Source: National Corn Growers Association news release

The Office of the United States Trade Representative on Thursday released final actions related to Section 301 fees on Chinese-made vessels arriving at American ports, making significant changes from the initial proposed actions. The development comes after the National Corn Growers Association (NCGA) called for USTR to consider the impacts that the fees would have on farmers and provided suggestions for improvement.

While direct impacts on agriculture are still being determined, the final proposal is a step in the right direction to mitigate impacts on shipments of commodities, which directly impact corn growers, say agricultural leaders.

“Our concern all along has been that any fees placed on Chinese vessels could be passed on to American farmers who rely on those ships to export corn,” said NCGA President Kenneth Hartman Jr. “While we are still working to understand how this new version will impact the corn industry, we believe this final action is more workable than the initial proposal.”

NCGA estimated that the original proposal could have cost corn growers as much as $0.64 per bushel, which translates to 14% higher costs from current price levels.
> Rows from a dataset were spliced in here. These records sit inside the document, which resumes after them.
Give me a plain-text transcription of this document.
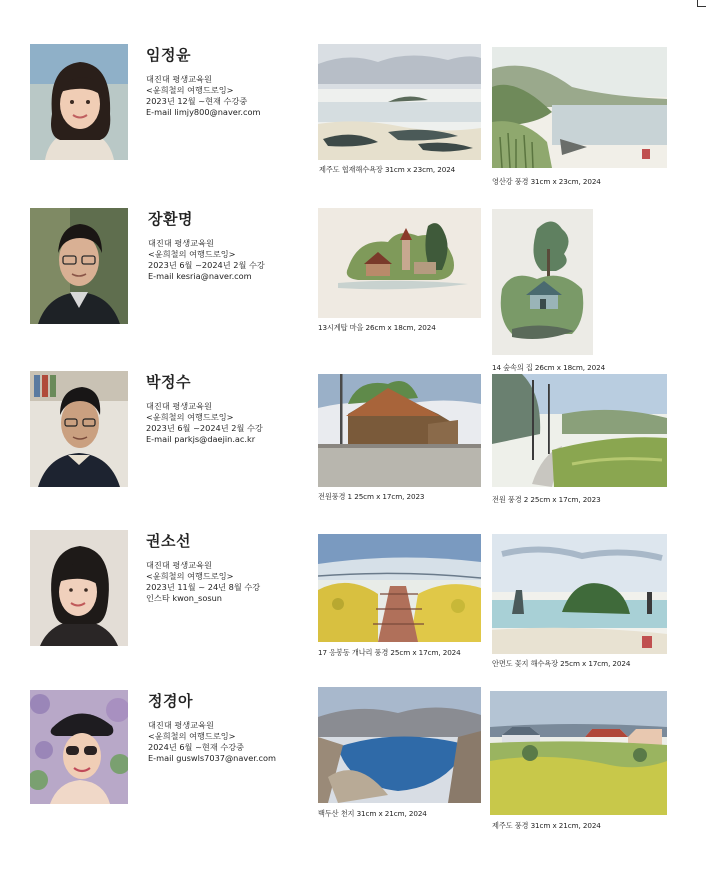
임정윤
대진대 평생교육원
<윤희철의 여행드로잉>
2023년 12월 ~현재 수강중
E-mail limjy800@naver.com
제주도 협재해수욕장 31cm x 23cm, 2024
영산강 풍경 31cm x 23cm, 2024
장환명
대진대 평생교육원
<윤희철의 여행드로잉>
2023년 6월 ~2024년 2월 수강
E-mail kesria@naver.com
13시계탑 마을 26cm x 18cm, 2024
14 숲속의 집 26cm x 18cm, 2024
박정수
대진대 평생교육원
<윤희철의 여행드로잉>
2023년 6월 ~2024년 2월 수강
E-mail parkjs@daejin.ac.kr
전원풍경 1 25cm x 17cm, 2023	전원 풍경 2 25cm x 17cm, 2023
권소선
대진대 평생교육원
<윤희철의 여행드로잉>
2023년 11월 ~ 24년 8월 수강
인스타 kwon_sosun
17 응봉동 개나리 풍경 25cm x 17cm, 2024
안면도 꽃지 해수욕장 25cm x 17cm, 2024
정경아
대진대 평생교육원
<윤희철의 여행드로잉>
2024년 6월 ~현재 수강중
E-mail guswls7037@naver.com
백두산 천지 31cm x 21cm, 2024
제주도 풍경 31cm x 21cm, 2024
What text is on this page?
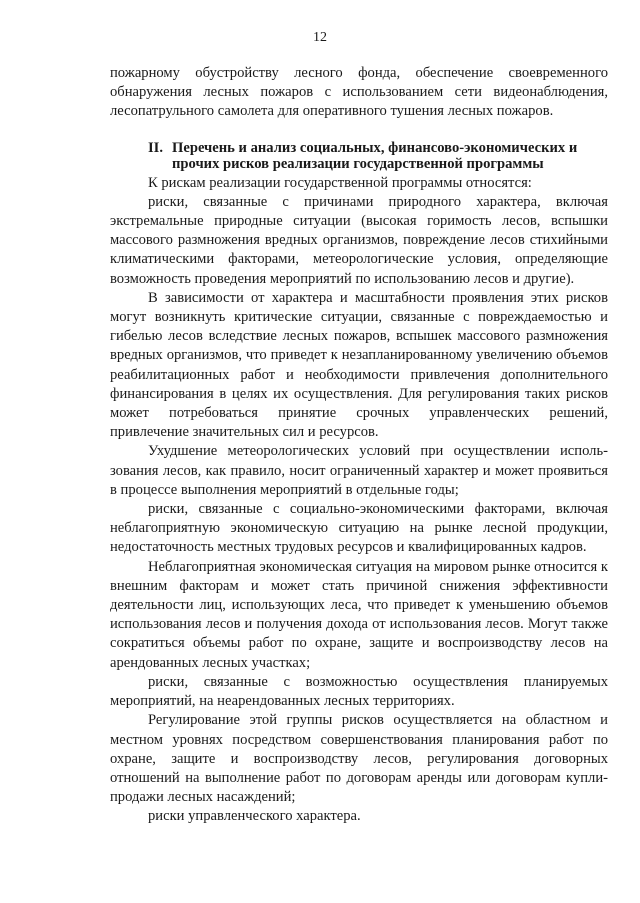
12

пожарному обустройству лесного фонда, обеспечение своевременного обнаружения лесных пожаров с использованием сети видеонаблюдения, лесопатрульного самолета для оперативного тушения лесных пожаров.

II. Перечень и анализ социальных, финансово-экономических и
прочих рисков реализации государственной программы

К рискам реализации государственной программы относятся:

риски, связанные с причинами природного характера, включая экстремальные природные ситуации (высокая горимость лесов, вспышки массового размножения вредных организмов, повреждение лесов стихийными климатическими факторами, метеорологические условия, определяющие возможность проведения мероприятий по использованию лесов и другие).

В зависимости от характера и масштабности проявления этих рисков могут возникнуть критические ситуации, связанные с повреждаемостью и гибелью лесов вследствие лесных пожаров, вспышек массового размножения вредных организмов, что приведет к незапланированному увеличению объемов реабилитационных работ и необходимости привлечения дополнительного финансирования в целях их осуществления. Для регулирования таких рисков может потребоваться принятие срочных управленческих решений, привлечение значительных сил и ресурсов.

Ухудшение метеорологических условий при осуществлении использования лесов, как правило, носит ограниченный характер и может проявиться в процессе выполнения мероприятий в отдельные годы;

риски, связанные с социально-экономическими факторами, включая неблагоприятную экономическую ситуацию на рынке лесной продукции, недостаточность местных трудовых ресурсов и квалифицированных кадров.

Неблагоприятная экономическая ситуация на мировом рынке относится к внешним факторам и может стать причиной снижения эффективности деятельности лиц, использующих леса, что приведет к уменьшению объемов использования лесов и получения дохода от использования лесов. Могут также сократиться объемы работ по охране, защите и воспроизводству лесов на арендованных лесных участках;

риски, связанные с возможностью осуществления планируемых мероприятий, на неарендованных лесных территориях.

Регулирование этой группы рисков осуществляется на областном и местном уровнях посредством совершенствования планирования работ по охране, защите и воспроизводству лесов, регулирования договорных отношений на выполнение работ по договорам аренды или договорам купли-продажи лесных насаждений;

риски управленческого характера.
The added cost had the potential to reduce U.S. corn exports and impede market access.

Instead, the released action specifies that fees will be assessed on Chinese vessel operators and Chinese-built ships per voyage, not per port call, as was originally proposed. Additionally, fees cannot be imposed more than five times per year. And short voyages, vessels arriving empty, and vessels carrying less than 50,000 tons will be exempt from the fees.

The action will occur in two phases to allow businesses to adjust, and for the first 180 days, applicable fees will be set at zero.

The restrictions are an outgrowth of the Trump administration’s efforts to address a report showing China has given its shipbuilding and maritime industry an unfair advantage through financial support, barriers for foreign firms, intellectual property theft, procurement policies and forced technology transfers.

To address the issue, the Office of the United States Trade Representative issued a proposal in March to place fees and other restrictions on Chinese vessels.